Eddie Jones' side slumped through the Six Nations, scraped past the line in their summer tour and have now endured a disappointing Autumn Nations Series. Salvaging a last-second draw against 14-man New Zealand and then kicking the ball out to settle for said draw was considered a good result for Jones.
In the past, that would have been a missed opportunity.
Jones expects his England side to be World Cup contenders. And while there is no evidence to support that possibility becoming a reality, the previous World Cup cycle is in Jones' favour. England were a bad team up until the final 12 months before the last World Cup.
They shocked Ireland in Dublin before going onto reach the World Cup Final, most notably demolishing New Zealand in the semi-final.
And while there are no signs of that resurgence coming, if it does happen then Marcus Smith will be central to any success. Chris Jones explained where Smith is in his development as England's 10.
"Marcus Smith is almost synonymous with this confusion around the England team," Jones said.
"Because he's had some lovely bits in his 18 months of test rugby. Owen Farrell was injured in that South Africa game last year and Smith ran the show. He kicked the winning goal. And looked that the man had born. In the Six Nations, I don't think he particularly had it all his own way."
Farrell was injured during the Six Nations.
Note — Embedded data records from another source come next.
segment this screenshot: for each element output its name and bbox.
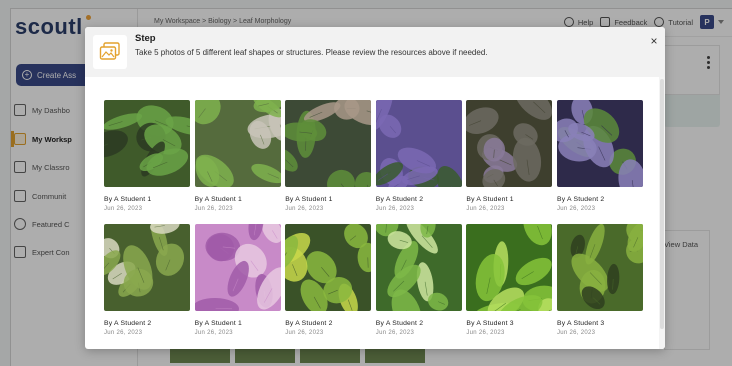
modal-header: Step Take 5 photos of 5 different leaf s… bbox=[85, 27, 665, 77]
photo-author: By A Student 2 bbox=[556, 196, 605, 203]
photo-author: By A Student 1 bbox=[194, 320, 242, 327]
photo-author: By A Student 1 bbox=[104, 196, 152, 203]
photo-card[interactable]: By A Student 1 Jun 26, 2023 bbox=[466, 100, 553, 212]
photo-card[interactable]: By A Student 1 Jun 26, 2023 bbox=[194, 224, 281, 336]
photo-card[interactable]: By A Student 1 Jun 26, 2023 bbox=[285, 100, 372, 212]
modal-scrollbar-thumb[interactable] bbox=[660, 79, 664, 329]
close-icon[interactable]: × bbox=[648, 35, 660, 47]
leaf-photo[interactable] bbox=[194, 224, 281, 311]
photo-date: Jun 26, 2023 bbox=[556, 330, 596, 336]
modal-description: Take 5 photos of 5 different leaf shapes… bbox=[135, 48, 488, 57]
leaf-photo[interactable] bbox=[375, 224, 462, 311]
photo-card[interactable]: By A Student 1 Jun 26, 2023 bbox=[104, 100, 190, 212]
leaf-photo[interactable] bbox=[466, 224, 553, 311]
photo-author: By A Student 2 bbox=[375, 320, 424, 327]
photo-card[interactable]: By A Student 3 Jun 26, 2023 bbox=[466, 224, 553, 336]
step-modal: Step Take 5 photos of 5 different leaf s… bbox=[85, 27, 665, 349]
leaf-photo[interactable] bbox=[466, 100, 553, 187]
photo-date: Jun 26, 2023 bbox=[466, 206, 505, 212]
photo-date: Jun 26, 2023 bbox=[556, 206, 596, 212]
leaf-photo[interactable] bbox=[285, 100, 372, 187]
photo-date: Jun 26, 2023 bbox=[375, 206, 415, 212]
photo-date: Jun 26, 2023 bbox=[375, 330, 415, 336]
photo-author: By A Student 3 bbox=[556, 320, 605, 327]
photo-grid: By A Student 1 Jun 26, 2023 By A Student 1… bbox=[104, 100, 644, 336]
photo-card[interactable]: By A Student 1 Jun 26, 2023 bbox=[194, 100, 281, 212]
photo-date: Jun 26, 2023 bbox=[194, 206, 233, 212]
leaf-photo[interactable] bbox=[556, 224, 643, 311]
photo-card[interactable]: By A Student 3 Jun 26, 2023 bbox=[556, 224, 643, 336]
photo-card[interactable]: By A Student 2 Jun 26, 2023 bbox=[556, 100, 643, 212]
photo-card[interactable]: By A Student 2 Jun 26, 2023 bbox=[375, 224, 462, 336]
leaf-photo[interactable] bbox=[375, 100, 462, 187]
leaf-photo[interactable] bbox=[285, 224, 372, 311]
photo-author: By A Student 1 bbox=[285, 196, 333, 203]
photo-date: Jun 26, 2023 bbox=[466, 330, 505, 336]
leaf-photo[interactable] bbox=[104, 224, 190, 311]
photo-date: Jun 26, 2023 bbox=[194, 330, 233, 336]
photo-card[interactable]: By A Student 2 Jun 26, 2023 bbox=[375, 100, 462, 212]
leaf-photo[interactable] bbox=[194, 100, 281, 187]
photo-author: By A Student 1 bbox=[466, 196, 514, 203]
modal-title: Step bbox=[135, 33, 156, 44]
photo-author: By A Student 1 bbox=[194, 196, 242, 203]
leaf-photo[interactable] bbox=[104, 100, 190, 187]
photo-date: Jun 26, 2023 bbox=[285, 206, 324, 212]
photos-icon bbox=[93, 35, 127, 69]
photo-author: By A Student 2 bbox=[104, 320, 152, 327]
photo-card[interactable]: By A Student 2 Jun 26, 2023 bbox=[104, 224, 190, 336]
photo-date: Jun 26, 2023 bbox=[285, 330, 324, 336]
photo-author: By A Student 2 bbox=[285, 320, 333, 327]
photo-author: By A Student 3 bbox=[466, 320, 514, 327]
photo-author: By A Student 2 bbox=[375, 196, 424, 203]
leaf-photo[interactable] bbox=[556, 100, 643, 187]
photo-card[interactable]: By A Student 2 Jun 26, 2023 bbox=[285, 224, 372, 336]
photo-date: Jun 26, 2023 bbox=[104, 206, 143, 212]
photo-date: Jun 26, 2023 bbox=[104, 330, 143, 336]
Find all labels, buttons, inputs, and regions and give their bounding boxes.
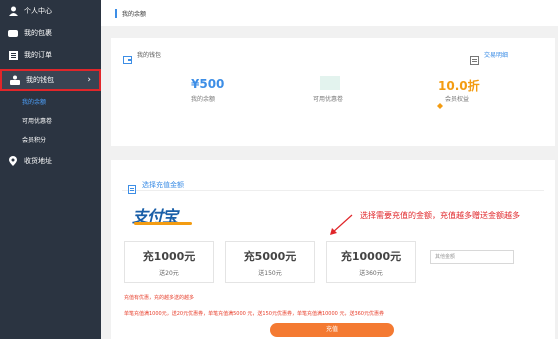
balance-value: ¥500: [191, 77, 225, 91]
sidebar-subitem-points[interactable]: 会员积分: [22, 135, 46, 144]
other-amount-input[interactable]: 其他金额: [430, 250, 514, 264]
package-icon: [8, 28, 18, 38]
recharge-rules: 单笔充值满1000元，送20元优惠券，单笔充值满5000 元，送150元优惠券，…: [124, 311, 384, 317]
arrow-icon: [328, 213, 354, 241]
sidebar-item-wallet[interactable]: 我的钱包 ›: [0, 69, 101, 91]
alipay-logo-underline: [134, 222, 192, 225]
sidebar-item-label: 我的订单: [24, 51, 52, 59]
sidebar-item-label: 我的包裹: [24, 29, 52, 37]
coupon-label[interactable]: 可用优惠卷: [313, 94, 343, 103]
amount-gift: 送150元: [258, 270, 282, 277]
user-icon: [8, 6, 18, 16]
discount-label: 会员权益: [445, 96, 470, 103]
diamond-icon: [437, 94, 443, 113]
wallet-icon: [10, 75, 20, 85]
sidebar: 个人中心 我的包裹 我的订单 我的钱包 › 我的余额 可用优惠卷 会员积分 收货…: [0, 0, 101, 339]
recharge-button[interactable]: 充值: [270, 323, 394, 337]
sidebar-item-personal-center[interactable]: 个人中心: [0, 0, 101, 22]
recharge-title: 选择充值金额: [142, 181, 184, 189]
transactions-icon: [470, 50, 479, 69]
balance-label: 我的余额: [191, 96, 216, 103]
amount-value: 充5000元: [243, 250, 297, 263]
amount-option-10000[interactable]: 充10000元 送360元: [326, 241, 416, 283]
sidebar-item-orders[interactable]: 我的订单: [0, 44, 101, 66]
chevron-right-icon: ›: [87, 75, 91, 85]
amount-value: 充10000元: [340, 250, 402, 263]
amount-value: 充1000元: [142, 250, 196, 263]
amount-option-5000[interactable]: 充5000元 送150元: [225, 241, 315, 283]
coupon-icon: [320, 76, 340, 90]
sidebar-item-packages[interactable]: 我的包裹: [0, 22, 101, 44]
annotation-text: 选择需要充值的金额，充值越多赠送金额越多: [360, 211, 520, 220]
amount-gift: 送360元: [359, 270, 383, 277]
sidebar-item-label: 我的钱包: [26, 76, 54, 84]
sidebar-item-address[interactable]: 收货地址: [0, 150, 101, 172]
sidebar-subitem-balance[interactable]: 我的余额: [22, 97, 46, 106]
location-icon: [8, 156, 18, 166]
sidebar-subitem-coupons[interactable]: 可用优惠卷: [22, 116, 52, 125]
transactions-link[interactable]: 交易明细: [484, 50, 508, 59]
sidebar-item-label: 收货地址: [24, 157, 52, 165]
page-title: 我的余额: [122, 11, 147, 18]
wallet-icon: [123, 49, 132, 68]
order-icon: [8, 50, 18, 60]
amount-option-1000[interactable]: 充1000元 送20元: [124, 241, 214, 283]
discount-value: 10.0折: [438, 79, 480, 93]
recharge-note: 充值有优惠，充的越多送的越多: [124, 295, 195, 301]
divider: [122, 190, 544, 191]
title-accent-bar: [115, 9, 117, 18]
amount-gift: 送20元: [159, 270, 179, 277]
list-icon: [128, 179, 136, 198]
page-header: 我的余额: [101, 0, 558, 26]
wallet-title: 我的钱包: [137, 52, 162, 59]
sidebar-item-label: 个人中心: [24, 7, 52, 15]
Smith played with some outstanding individual players, but as Smith notes, they were also unbalanced center partnerships. England didn't set up platforms for Smith with ball-carriers. That limited the space he played in.
He had similar challenges in Australia.
"He struggled a lot to put his stamp on the game. But then scores a breakaway try in Sydney to win the series. Similar to this Autumn, struggled really to put his stamp on the game, and then he makes a potentially match-saving break against New Zealand. That leads to the Barrett yellow. The floodgates start to open.
"Is Marcus Smith a test-quality out-half? Of course. Does he have a huge amount of potential? Of course. How does the team fit around him? And how does he fit into the team? That is the question a lot of England fans are asking.
"Is Smith-Farrell long-term or is Jones just working on that as an option he can use in 2023?"
Ireland have their own difficult dynamic at out-half. England's is arguably worse, but with a higher upside. Ireland need a backup in case Sexton isn't available, but England need their 10 and 12 to figure out how to get the most out of each other.
If they do that, they can combine the creativity of Smith with the proven consistency of Farrell. If Manu Tualagi is healthy at 13, suddenly there's lots of reasons to fear England.
That will give Ireland a real test in the Six Nations, something they should only benefit from ahead of the World Cup.